In Locarno ist das Publikum der große Gewinner
Locarno (dpa) - Bangen am Lago Maggiore: Nachdem die 69. Ausgabe des Internationalen Filmfestivals Locarno (3.-13.8.) nur selten mit Unwettern konkurrieren musste, drohen ausgerechnet zum Finale Gewitter.
Viele Gebete gehen an die Madonna del Sasso, die Schutzheilige des idyllischen Ortes.
Tausende Filmfans aus aller Welt hoffen, dass die festliche Preisverleihung am Samstagabend auf der Piazza Grande, dem pittoresken Marktplatz, bei schönem Wetter stattfinden kann.
Deutsche Produzenten sehen dem Festivalabschluss unterm Sternenzelt besonders gespannt entgegen. Denn zwei der von Geldgebern aus Deutschland realisierten oder in internationalen Gemeinschaftsproduktionen mitfinanzierten Filme sind gut im Rennen. Im „Concorso Internazionale“, dem zentralen Wettbewerb mit 17 Beiträgen aus aller Welt, werden die rumänisch-deutsche Produktion „Vernarbte Herzen“ vom Rumänen Radu Jude, ein mit Poesie und politischer Brisanz beeindruckendes Künstlerporträt, und die deutsch-schweizerische Produktion „Marija“ des Schweizers Michael Koch hoch gehandelt.
Das in Dortmund spielende Sozialdrama „Marija“ um eine junge Immigrantin aus der Ukraine steht auch auf einer anderen Liste ganz oben: auf der für die Auszeichnung der besten Schauspielerin. Die durch die Berliner Volksbühne bekannte Margarita Breitkreiz beeindruckt in der Titelrolle mit einer ausgefeilten Charakterstudie. Ihre stärkste Konkurrentin ist die Bulgarin Irena Ivanova als Altenpflegerin im düsteren Krimi „Godless“ („Gottlos“). Als besten Schauspieler sehen viele den Bulgaren Stefan Denolyubov, Hauptdarsteller des Gesellschaftspanoramas „Slava“ („Glory“).
„Der traumhafte Weg“, der mit großer Neugier erwartete neue Film der deutschen Regisseurin Angela Schanelec, einer der wichtigen Vertreterinnen der so genannten „Berliner Schule“, hat nach Meinung der meisten Festivalbesucher jedoch nur Außenseiterchancen.

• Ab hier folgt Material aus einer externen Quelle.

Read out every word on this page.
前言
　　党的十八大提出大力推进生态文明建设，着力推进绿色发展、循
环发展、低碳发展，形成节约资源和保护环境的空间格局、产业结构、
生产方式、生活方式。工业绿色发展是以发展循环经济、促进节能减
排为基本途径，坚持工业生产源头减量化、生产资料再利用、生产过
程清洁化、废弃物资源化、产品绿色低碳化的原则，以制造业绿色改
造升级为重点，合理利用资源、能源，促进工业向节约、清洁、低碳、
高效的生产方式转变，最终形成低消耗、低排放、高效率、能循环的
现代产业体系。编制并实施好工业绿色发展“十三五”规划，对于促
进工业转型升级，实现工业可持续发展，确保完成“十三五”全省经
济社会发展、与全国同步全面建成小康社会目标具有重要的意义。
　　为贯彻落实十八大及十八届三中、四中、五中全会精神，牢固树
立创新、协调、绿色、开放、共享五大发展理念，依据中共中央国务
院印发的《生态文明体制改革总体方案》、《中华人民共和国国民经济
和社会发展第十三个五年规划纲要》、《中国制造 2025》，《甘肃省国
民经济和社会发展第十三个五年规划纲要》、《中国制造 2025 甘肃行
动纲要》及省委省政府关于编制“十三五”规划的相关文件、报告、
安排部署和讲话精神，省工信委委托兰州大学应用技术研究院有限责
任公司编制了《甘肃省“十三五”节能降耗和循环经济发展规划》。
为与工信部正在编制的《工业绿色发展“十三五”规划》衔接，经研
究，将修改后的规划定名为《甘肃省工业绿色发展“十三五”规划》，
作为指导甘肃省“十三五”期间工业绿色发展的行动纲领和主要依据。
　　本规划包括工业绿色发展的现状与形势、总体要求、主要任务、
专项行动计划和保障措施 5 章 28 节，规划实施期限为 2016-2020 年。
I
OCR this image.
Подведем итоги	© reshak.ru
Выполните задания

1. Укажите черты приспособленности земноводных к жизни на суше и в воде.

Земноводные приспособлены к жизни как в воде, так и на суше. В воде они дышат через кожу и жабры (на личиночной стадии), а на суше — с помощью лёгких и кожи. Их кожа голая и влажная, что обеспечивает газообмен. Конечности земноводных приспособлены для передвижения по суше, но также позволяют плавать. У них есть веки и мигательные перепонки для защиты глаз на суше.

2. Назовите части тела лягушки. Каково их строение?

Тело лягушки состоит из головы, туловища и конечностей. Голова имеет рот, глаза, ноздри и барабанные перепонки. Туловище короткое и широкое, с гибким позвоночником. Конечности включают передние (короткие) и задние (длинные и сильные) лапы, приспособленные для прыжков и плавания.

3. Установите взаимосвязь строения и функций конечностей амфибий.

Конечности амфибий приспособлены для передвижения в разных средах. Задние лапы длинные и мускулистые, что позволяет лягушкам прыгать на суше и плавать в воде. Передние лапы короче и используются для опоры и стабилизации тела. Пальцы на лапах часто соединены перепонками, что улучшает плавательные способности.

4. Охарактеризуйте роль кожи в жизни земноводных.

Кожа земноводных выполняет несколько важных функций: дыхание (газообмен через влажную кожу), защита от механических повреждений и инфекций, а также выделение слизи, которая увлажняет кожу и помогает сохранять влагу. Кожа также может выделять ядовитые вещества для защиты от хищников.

Die sperrige Erzählung zum Thema Einsamkeit und die spröde Gestaltung haben viele Zuschauer irritiert. Gut möglich aber, dass der Jury gerade die ungewöhnliche Stilistik des Films gefällt.
Den Publikumspreis, ausgewählt aus den außerhalb der Leoparden-Konkurrenz open air auf der Piazza Grande gezeigten Filmen, gewinnt meist traditionell Erzähltes, dabei inhaltlich Gewichtiges. Im Vorjahr bekam „Der Staat gegen Fritz Bauer“ die Ehrung. Dieses Jahr könnte sie wieder nach Deutschland gehen. „Paula“ (Regie: Christian Schwochow) und Maria Schraders „Vor der Morgenröte“ dürfen hoffen. Doch es stehen außerdem herausragende Filme aus den USA, Frankreich und Mosambik zur Wahl.
Auch für den Goldenen Leoparden, den Hauptpreis des neben Berlin, Cannes und Venedig wichtigsten europäischen Filmfestivals, gibt es viele Kandidaten. Jeweils zwei Filme aus Bulgarien („Glory“/ „Gottlos“) und aus Portugal („Korrespondenzen“/ „Der Ornithologe“), einer aus Österreich („Mister Universo“), aus Polen („Die letzte Familie“) und aus Ägypten („Bäche, Wiesen und schöne Gesichter“) haben ebenfalls Chancen. Die Spekulationen in Hotels, Pensionen und Zelten schießen ins Kraut. Ein Gewinner steht schon jetzt fest: das Publikum. Ihm wurde dieses Jahr in Locarno ein überaus inhaltsreiches Festival geboten.